Belmont has extensive experience evaluating and preparing acceleration-related claims for our clients. The old saying that “Time is money” is especially true on construction projects. Typically, construction contracts clearly spell out key milestone dates, completion dates, and possibly liquidated damages for delay or early completion bonuses. Thus, time plays an important factor in project decisions.
Agreed-upon project schedules allow the owner the opportunity to efficiently plan its production operations and therefore generate revenue, while the contractor can efficiently plan its use of labor, equipment, and resources to optimize the construction process. Acceleration occurs when a contractor’s work is expedited to complete a particular work activity earlier than planned. A contractor may accelerate voluntarily in order finish the project earlier to move on to its next job, to mitigate its own delays and inefficiencies, or to save money by reducing the project duration, in which case an acceleration claim is unlikely. Additionally, the contractor may decide to accelerate the work in an attempt to complete the project earlier than scheduled to meet project completion bonuses for early completion. Typically, these voluntary decisions by the contractor to accelerate do not result in acceleration claims, as it was the contractor’s decision to accelerate the work.

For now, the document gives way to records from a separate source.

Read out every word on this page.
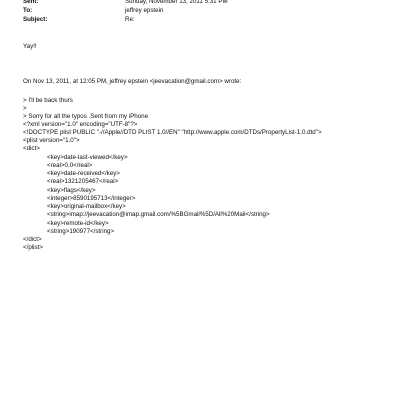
Sent:	Sunday, November 13, 2011 5:31 PM
To:	jeffrey epstein
Subject:	Re:
Yay!!
On Nov 13, 2011, at 12:05 PM, jeffrey epstein <jeevacation@gmail.com> wrote:
> I'll be back thurs
>
> Sorry for all the typos .Sent from my iPhone
<?xml version="1.0" encoding="UTF-8"?>
<!DOCTYPE plist PUBLIC "-//Apple//DTD PLIST 1.0//EN" "http://www.apple.com/DTDs/PropertyList-1.0.dtd">
<plist version="1.0">
<dict>
<key>date-last-viewed</key>
<real>0.0</real>
<key>date-received</key>
<real>1321205467</real>
<key>flags</key>
<integer>8590195713</integer>
<key>original-mailbox</key>
<string>imap://jeevacation@imap.gmail.com/%5BGmail%5D/All%20Mail</string>
<key>remote-id</key>
<string>190977</string>
</dict>
</plist>
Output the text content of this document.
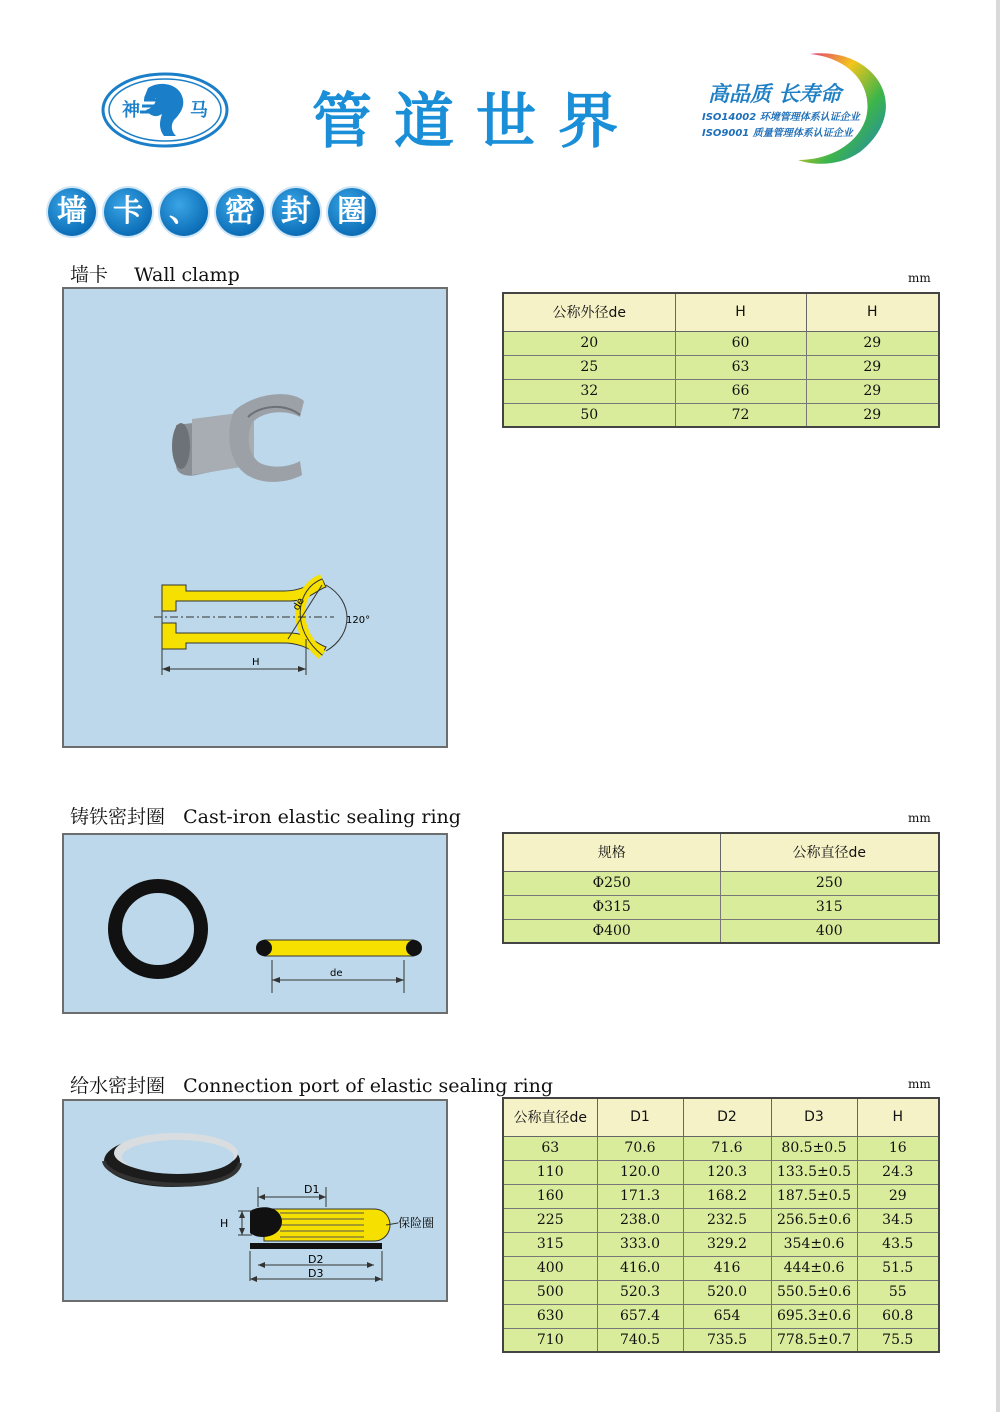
神	马 管道世界	高品质 长寿命
ISO14002 环境管理体系认证企业
ISO9001 质量管理体系认证企业
墙 卡 、 密 封 圈
墙卡 Wall clamp	mm
H
de
120°
公称外径de	H	H
20	60	29
25	63	29
32	66	29
50	72	29
铸铁密封圈 Cast-iron elastic sealing ring	mm
de
规格	公称直径de
Φ250	250
Φ315	315
Φ400	400
给水密封圈 Connection port of elastic sealing ring	mm
D1
H
D2
D3
保险圈
公称直径de	D1	D2	D3	H
63	70.6	71.6	80.5±0.5	16
110	120.0	120.3	133.5±0.5	24.3
160	171.3	168.2	187.5±0.5	29
225	238.0	232.5	256.5±0.6	34.5
315	333.0	329.2	354±0.6	43.5
400	416.0	416	444±0.6	51.5
500	520.3	520.0	550.5±0.6	55
630	657.4	654	695.3±0.6	60.8
710	740.5	735.5	778.5±0.7	75.5
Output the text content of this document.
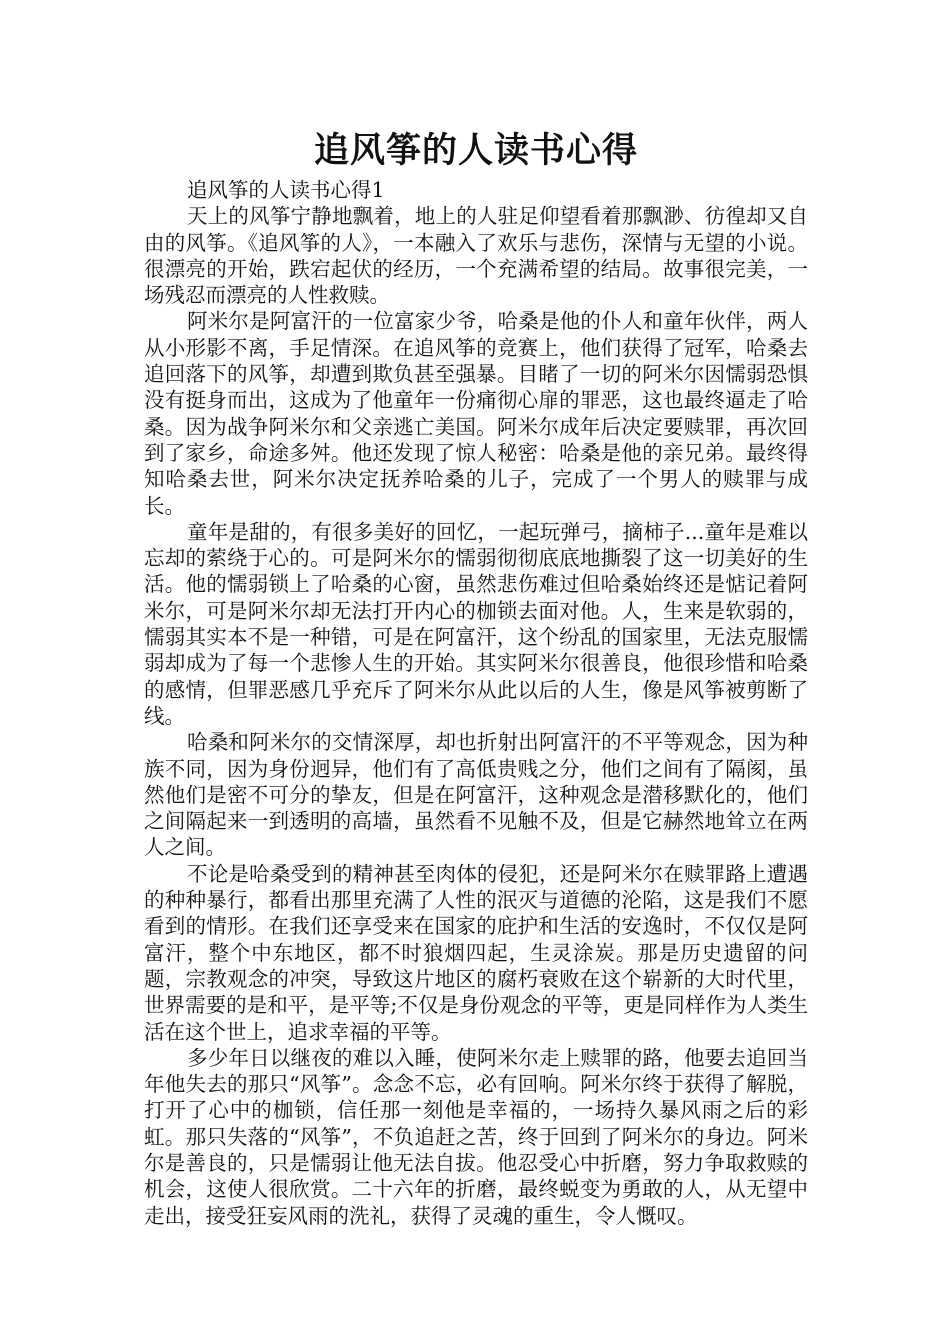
追风筝的人读书心得

追风筝的人读书心得1

天上的风筝宁静地飘着，地上的人驻足仰望看着那飘渺、彷徨却又自由的风筝。《追风筝的人》，一本融入了欢乐与悲伤，深情与无望的小说。很漂亮的开始，跌宕起伏的经历，一个充满希望的结局。故事很完美，一场残忍而漂亮的人性救赎。

阿米尔是阿富汗的一位富家少爷，哈桑是他的仆人和童年伙伴，两人从小形影不离，手足情深。在追风筝的竞赛上，他们获得了冠军，哈桑去追回落下的风筝，却遭到欺负甚至强暴。目睹了一切的阿米尔因懦弱恐惧没有挺身而出，这成为了他童年一份痛彻心扉的罪恶，这也最终逼走了哈桑。因为战争阿米尔和父亲逃亡美国。阿米尔成年后决定要赎罪，再次回到了家乡，命途多舛。他还发现了惊人秘密：哈桑是他的亲兄弟。最终得知哈桑去世，阿米尔决定抚养哈桑的儿子，完成了一个男人的赎罪与成长。

童年是甜的，有很多美好的回忆，一起玩弹弓，摘柿子...童年是难以忘却的萦绕于心的。可是阿米尔的懦弱彻彻底底地撕裂了这一切美好的生活。他的懦弱锁上了哈桑的心窗，虽然悲伤难过但哈桑始终还是惦记着阿米尔，可是阿米尔却无法打开内心的枷锁去面对他。人，生来是软弱的，懦弱其实本不是一种错，可是在阿富汗，这个纷乱的国家里，无法克服懦弱却成为了每一个悲惨人生的开始。其实阿米尔很善良，他很珍惜和哈桑的感情，但罪恶感几乎充斥了阿米尔从此以后的人生，像是风筝被剪断了线。

哈桑和阿米尔的交情深厚，却也折射出阿富汗的不平等观念，因为种族不同，因为身份迥异，他们有了高低贵贱之分，他们之间有了隔阂，虽然他们是密不可分的挚友，但是在阿富汗，这种观念是潜移默化的，他们之间隔起来一到透明的高墙，虽然看不见触不及，但是它赫然地耸立在两人之间。

不论是哈桑受到的精神甚至肉体的侵犯，还是阿米尔在赎罪路上遭遇的种种暴行，都看出那里充满了人性的泯灭与道德的沦陷，这是我们不愿看到的情形。在我们还享受来在国家的庇护和生活的安逸时，不仅仅是阿富汗，整个中东地区，都不时狼烟四起，生灵涂炭。那是历史遗留的问题，宗教观念的冲突，导致这片地区的腐朽衰败在这个崭新的大时代里，世界需要的是和平，是平等;不仅是身份观念的平等，更是同样作为人类生活在这个世上，追求幸福的平等。

多少年日以继夜的难以入睡，使阿米尔走上赎罪的路，他要去追回当年他失去的那只“风筝”。念念不忘，必有回响。阿米尔终于获得了解脱，打开了心中的枷锁，信任那一刻他是幸福的，一场持久暴风雨之后的彩虹。那只失落的“风筝”，不负追赶之苦，终于回到了阿米尔的身边。阿米尔是善良的，只是懦弱让他无法自拔。他忍受心中折磨，努力争取救赎的机会，这使人很欣赏。二十六年的折磨，最终蜕变为勇敢的人，从无望中走出，接受狂妄风雨的洗礼，获得了灵魂的重生，令人慨叹。
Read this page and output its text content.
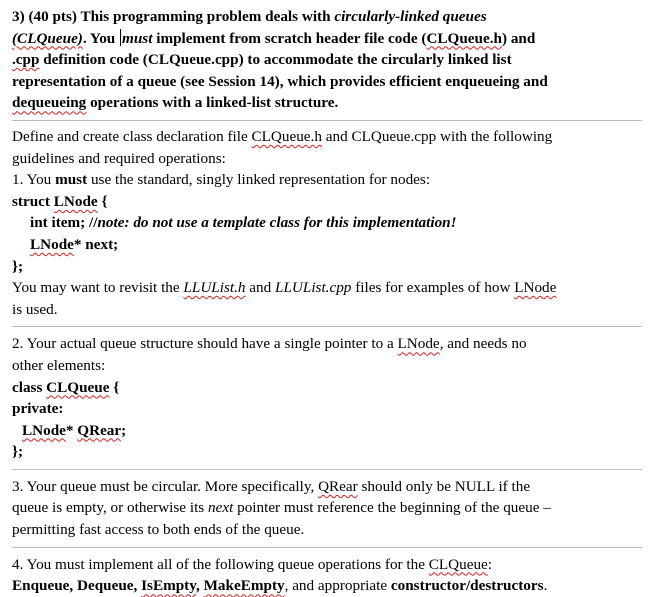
3) (40 pts) This programming problem deals with circularly-linked queues

(CLQueue). You must implement from scratch header file code (CLQueue.h) and

.cpp definition code (CLQueue.cpp) to accommodate the circularly linked list

representation of a queue (see Session 14), which provides efficient enqueueing and

dequeueing operations with a linked-list structure.

Define and create class declaration file CLQueue.h and CLQueue.cpp with the following

guidelines and required operations:

1. You must use the standard, singly linked representation for nodes:

struct LNode {

int item; //note: do not use a template class for this implementation!

LNode* next;

};

You may want to revisit the LLUList.h and LLUList.cpp files for examples of how LNode

is used.

2. Your actual queue structure should have a single pointer to a LNode, and needs no

other elements:

class CLQueue {

private:

LNode* QRear;

};

3. Your queue must be circular. More specifically, QRear should only be NULL if the

queue is empty, or otherwise its next pointer must reference the beginning of the queue –

permitting fast access to both ends of the queue.

4. You must implement all of the following queue operations for the CLQueue:

Enqueue, Dequeue, IsEmpty, MakeEmpty, and appropriate constructor/destructors.
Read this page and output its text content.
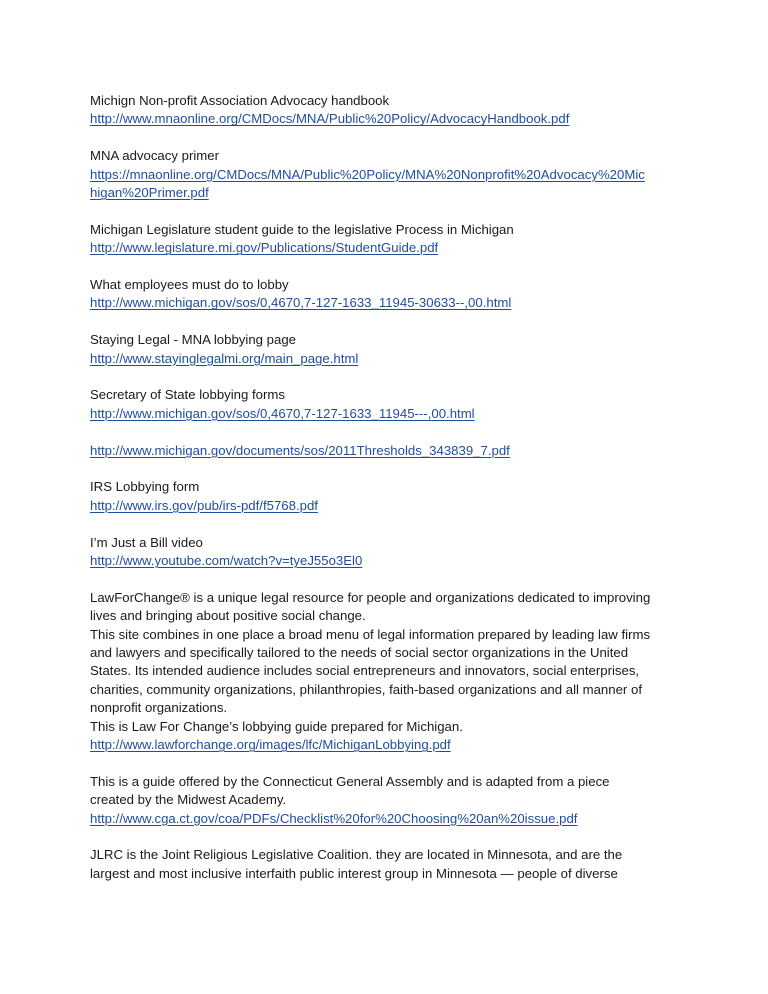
Michign Non-profit Association Advocacy handbook
http://www.mnaonline.org/CMDocs/MNA/Public%20Policy/AdvocacyHandbook.pdf
MNA advocacy primer
https://mnaonline.org/CMDocs/MNA/Public%20Policy/MNA%20Nonprofit%20Advocacy%20Mic
higan%20Primer.pdf
Michigan Legislature student guide to the legislative Process in Michigan
http://www.legislature.mi.gov/Publications/StudentGuide.pdf
What employees must do to lobby
http://www.michigan.gov/sos/0,4670,7-127-1633_11945-30633--,00.html
Staying Legal - MNA lobbying page
http://www.stayinglegalmi.org/main_page.html
Secretary of State lobbying forms
http://www.michigan.gov/sos/0,4670,7-127-1633_11945---,00.html
http://www.michigan.gov/documents/sos/2011Thresholds_343839_7.pdf
IRS Lobbying form
http://www.irs.gov/pub/irs-pdf/f5768.pdf
I’m Just a Bill video
http://www.youtube.com/watch?v=tyeJ55o3El0
LawForChange® is a unique legal resource for people and organizations dedicated to improving
lives and bringing about positive social change.
This site combines in one place a broad menu of legal information prepared by leading law firms
and lawyers and specifically tailored to the needs of social sector organizations in the United
States. Its intended audience includes social entrepreneurs and innovators, social enterprises,
charities, community organizations, philanthropies, faith-based organizations and all manner of
nonprofit organizations.
This is Law For Change’s lobbying guide prepared for Michigan.
http://www.lawforchange.org/images/lfc/MichiganLobbying.pdf
This is a guide offered by the Connecticut General Assembly and is adapted from a piece
created by the Midwest Academy.
http://www.cga.ct.gov/coa/PDFs/Checklist%20for%20Choosing%20an%20issue.pdf
JLRC is the Joint Religious Legislative Coalition. they are located in Minnesota, and are the
largest and most inclusive interfaith public interest group in Minnesota — people of diverse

Acceleration claims are typically encountered on construction projects when the contractor makes efforts to recover the project schedule after the project has suffered delays due to causes it believes are beyond its control. There are several ways in which the work can be accelerated, including, but not limited to working overtime or implementing a new shift, providing additional labor, adding other resources (i.e., equipment), and re-sequencing work activities. Each of these acceleration efforts can be effective in some cases; however, acceleration efforts can be expensive and do not guarantee early or on-time completion of the work. Adding resources, such as labor and equipment carries extra costs. Working overtime hours typically requires paying premium labor rates of 1.5 to 2 times base labor rates to provide incentive to work the additional time.
There are two primary types of acceleration on construction projects that are subject to construction claims: directed acceleration and constructive acceleration. Situations in which the owner directs the contractor to accelerate the work are typically referred to as directed acceleration or, more simply, acceleration. Directed acceleration occurs when the owner directs the contractor to accelerate to complete the project in advance of the planned or specified completion date.
As stated, time is money and accelerating a construction project also costs money. In addition to the direct cost of the work, acceleration also may result in an overall loss of labor productivity. It is recognized in the construction industry that acceleration efforts such as working overtime and shift work, performing out-of-sequence work, stacking trades, and overcrowding on the project site contribute to reduced labor productivity. In addition, when a contractor adds labor, there may be a loss of labor productivity as new workers may not be familiar with the work or may require training before achieving normal levels of productivity. It is interesting to note that a contractor typically does not have to prove that the acceleration effort was successful at improving the schedule. It is normally necessary to show that it reasonably attempted to accelerate the work and that the acceleration efforts resulted in additional costs.